Heather Protz, artist, educator and explorer, resides in Las Vegas, Nevada and Santa Fe, New Mexico, creating art ranging from documentary work to large-scale conceptual pieces. Protz works on location, photographing with a variety of image-making tools, from toy camera to smartphone to professional digital camera, her artistic vision adapting to the device and location encountered. Recent works include composite panoramas depicting undulating, rhythmic, and colorful abstractions transforming cityscapes from the mundane to the urbane.
Protz earned her BFA from The University of Akron and her MFA from Ohio University. Her fine art photography is regularly exhibited around the country. In 2001, Protz received an Ohio Arts Council Fellowship, and in 2009, a Nevada Arts Council Individual Artist Fellowship. This latter fellowship resulted in an invitation to participate in Panorama, a show currently traveling throughout Nevada into 2016.

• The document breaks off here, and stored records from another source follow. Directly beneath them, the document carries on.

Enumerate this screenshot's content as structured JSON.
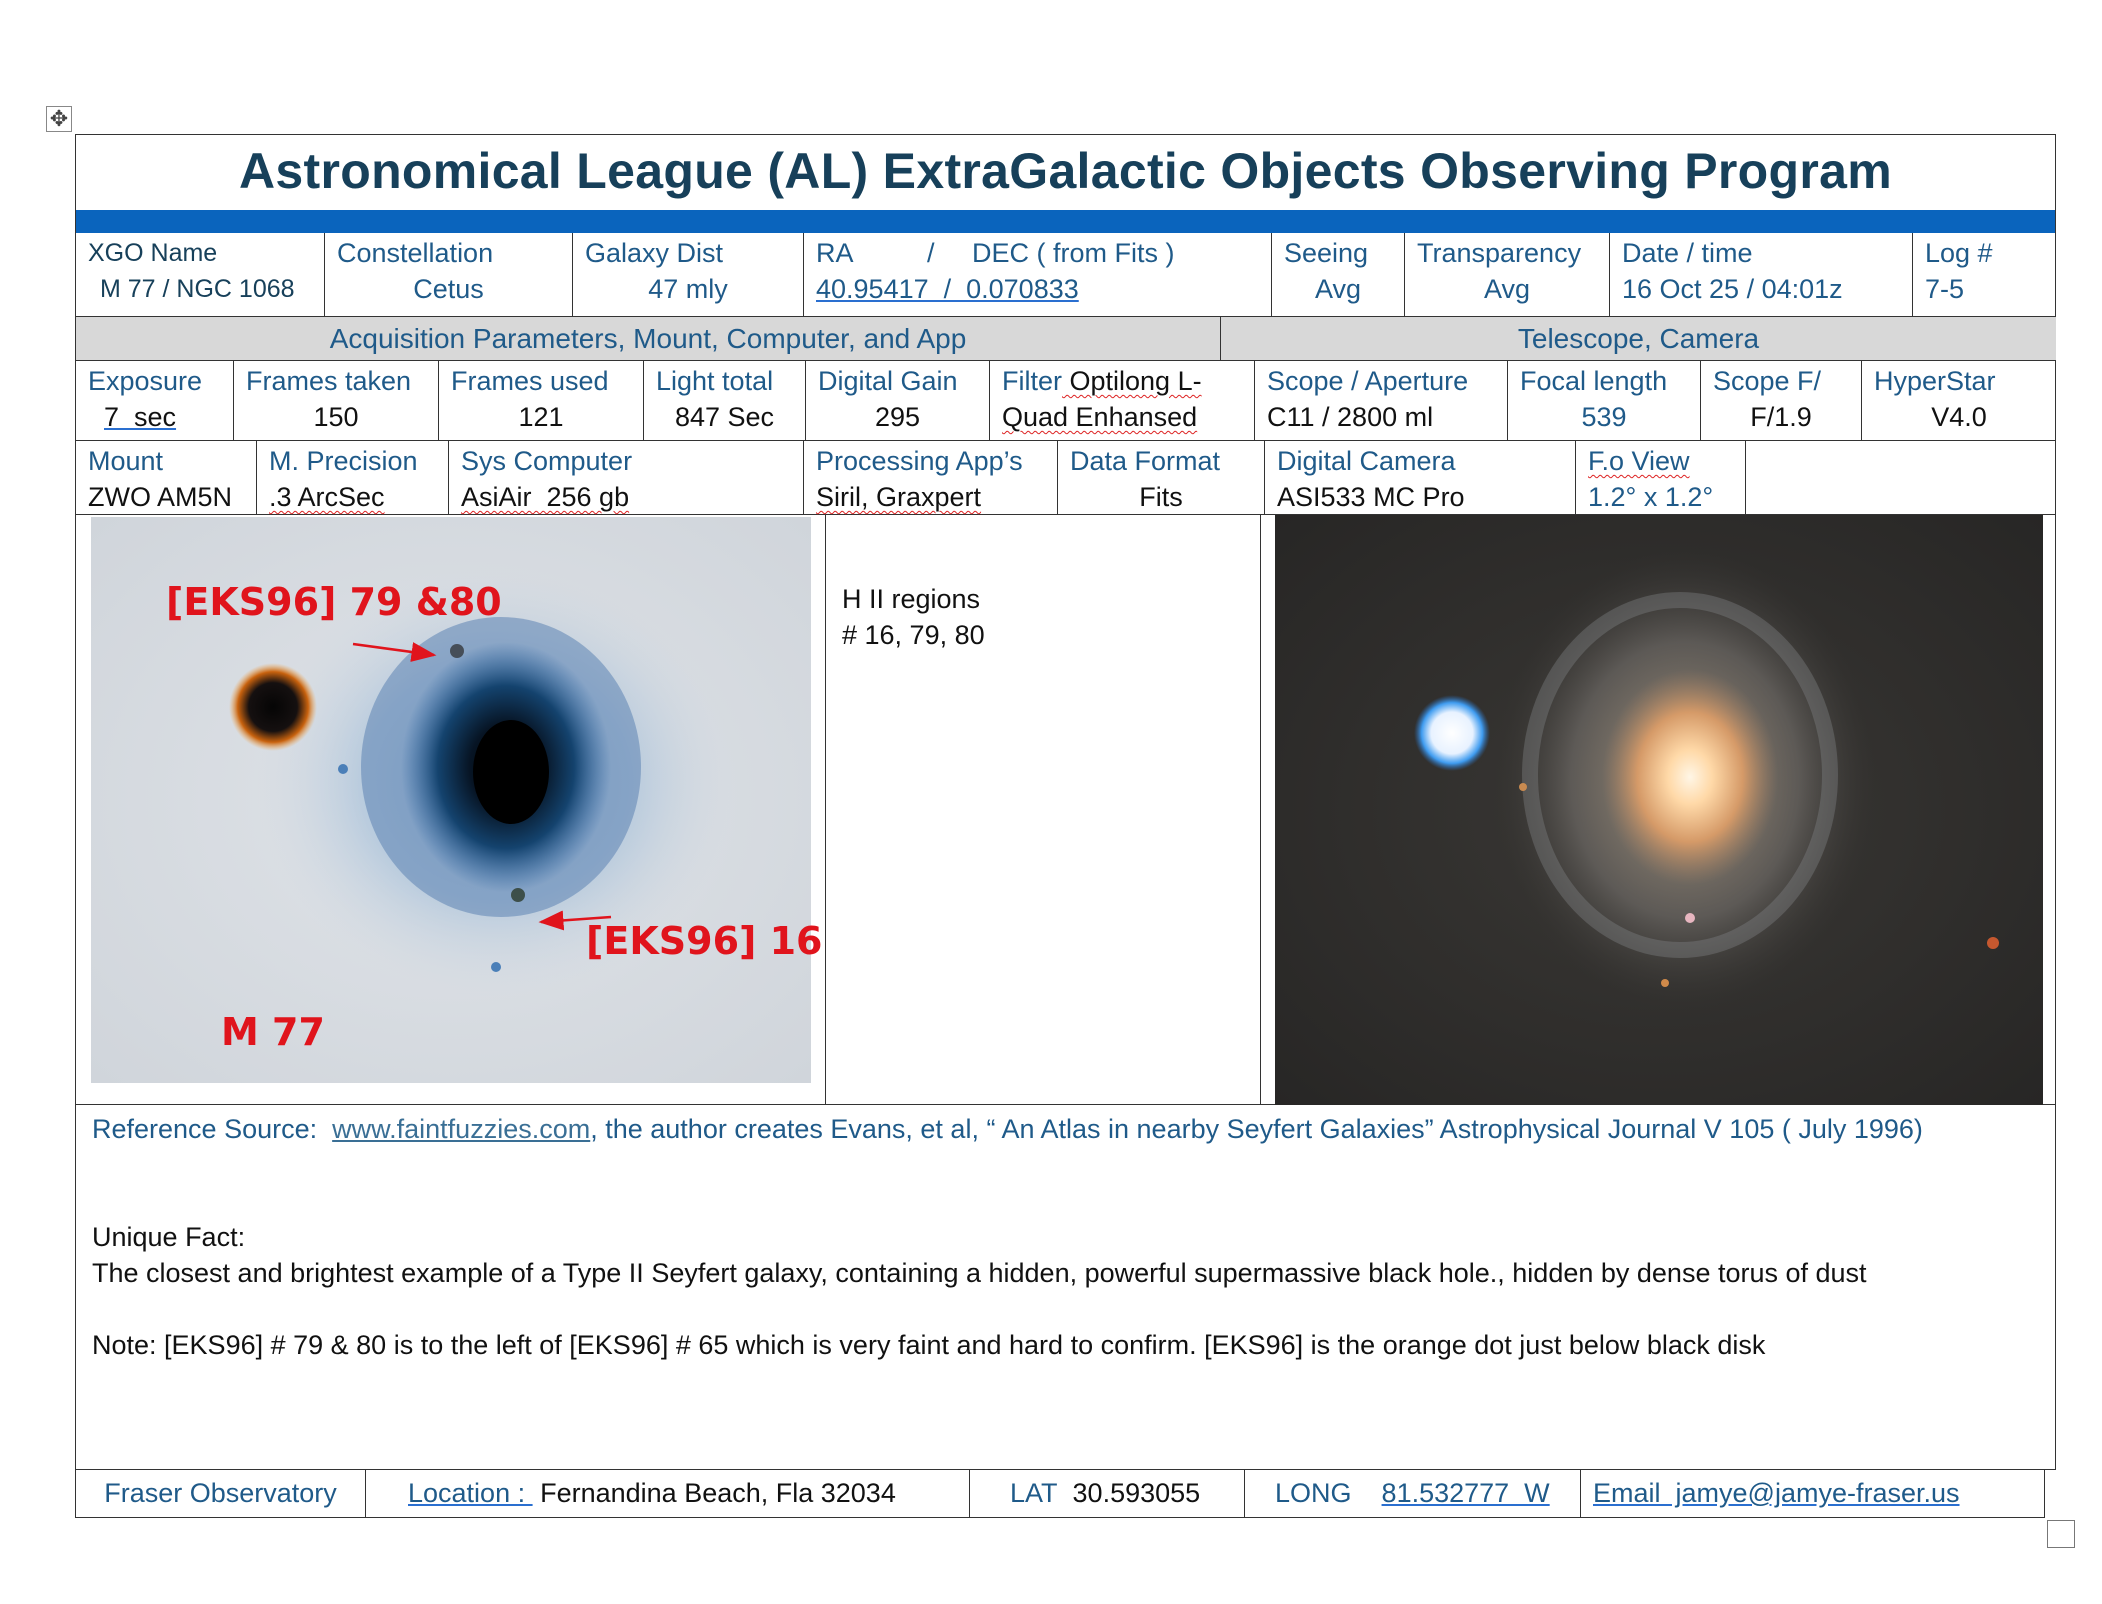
{
  "title": "Astronomical League (AL)   ExtraGalactic Objects Observing Program",
  "header": {
    "xgo_label": "XGO Name",
    "xgo_value": "M 77 / NGC 1068",
    "constellation_label": "Constellation",
    "constellation_value": "Cetus",
    "dist_label": "Galaxy Dist",
    "dist_value": "47 mly",
    "radec_label": "RA          /     DEC ( from Fits )",
    "radec_value": "40.95417  /  0.070833",
    "seeing_label": "Seeing",
    "seeing_value": "Avg",
    "transparency_label": "Transparency",
    "transparency_value": "Avg",
    "datetime_label": "Date / time",
    "datetime_value": "16 Oct 25 / 04:01z",
    "log_label": "Log #",
    "log_value": "7-5"
  },
  "sections": {
    "acq": "Acquisition Parameters, Mount, Computer, and App",
    "scope": "Telescope, Camera"
  },
  "params": {
    "exposure_label": "Exposure",
    "exposure_value": "7  sec",
    "frames_taken_label": "Frames taken",
    "frames_taken_value": "150",
    "frames_used_label": "Frames used",
    "frames_used_value": "121",
    "light_total_label": "Light total",
    "light_total_value": "847 Sec",
    "gain_label": "Digital Gain",
    "gain_value": "295",
    "filter_label": "Filter",
    "filter_value_1": " Optilong L-",
    "filter_value_2": "Quad Enhansed",
    "aperture_label": "Scope / Aperture",
    "aperture_value": "C11 / 2800 ml",
    "focal_label": "Focal length",
    "focal_value": "539",
    "ratio_label": "Scope F/",
    "ratio_value": "F/1.9",
    "hyperstar_label": "HyperStar",
    "hyperstar_value": "V4.0"
  },
  "gear": {
    "mount_label": "Mount",
    "mount_value": "ZWO AM5N",
    "precision_label": "M. Precision",
    "precision_value": ".3 ArcSec",
    "computer_label": "Sys Computer",
    "computer_value": "AsiAir  256 gb",
    "apps_label": "Processing App’s",
    "apps_value": "Siril, Graxpert",
    "format_label": "Data Format",
    "format_value": "Fits",
    "camera_label": "Digital Camera",
    "camera_value": "ASI533 MC Pro",
    "fov_label": "F.o View",
    "fov_value": "1.2° x 1.2°"
  },
  "images": {
    "label_top": "[EKS96] 79 &80",
    "label_bottom": "[EKS96] 16",
    "label_object": "M 77",
    "notes_line1": "H II regions",
    "notes_line2": "# 16, 79, 80"
  },
  "reference": {
    "label": "Reference Source:  ",
    "link": "www.faintfuzzies.com",
    "text": ", the author creates Evans, et al, “ An Atlas in nearby Seyfert Galaxies” Astrophysical Journal V 105 ( July 1996)"
  },
  "fact": {
    "label": "Unique Fact:",
    "text": "The closest and brightest example of a Type II Seyfert galaxy, containing a hidden, powerful supermassive black hole., hidden by  dense torus of dust",
    "note": "Note: [EKS96] # 79 & 80 is to the left of [EKS96] # 65 which is very faint and hard to confirm. [EKS96] is the orange dot just below black disk"
  },
  "footer": {
    "observatory": "Fraser Observatory",
    "location_label": "Location : ",
    "location_value": " Fernandina Beach, Fla 32034",
    "lat_label": "LAT",
    "lat_value": "30.593055",
    "long_label": "LONG",
    "long_value": "81.532777  W",
    "email": "Email  jamye@jamye-fraser.us"
  },
  "colors": {
    "title": "#17405a",
    "bar": "#0a64bd",
    "label": "#1f5a89",
    "annotation": "#e0141c",
    "header_grey": "#d8d8d8"
  }
}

Turning the Tables: A View from the Street
Shooting in the photographic tradition of street photography, Las Vegas, my hometown, became a rich source of inspiration. From Vegas I have ventured to a other cities, photographing the locals, the tourists, the young, the old, the affluent, and the down and out. From the ordinary actions of the natives to the curiosity of the sightseer, this series examines the daily experience of people navigating a city. The range of emotions and expressions juxtaposed within a city brings forth a universal language of human experience translated by the photographic eye.
My camera of choice for this particular project is small, quiet, and compact. My goal was not to attract the attention of the subjects, but to capture an instant revealing the impact the city has on its people. I process the images in black and white to strip the emotion of color away, letting one focus on the people. I further alter the images by putting greater focus on the subject, letting a slight blur occur elsewhere in the frame. Exhibition work ranges in size from 15×15 inches to 40×40 inches. Pigment ink on paper.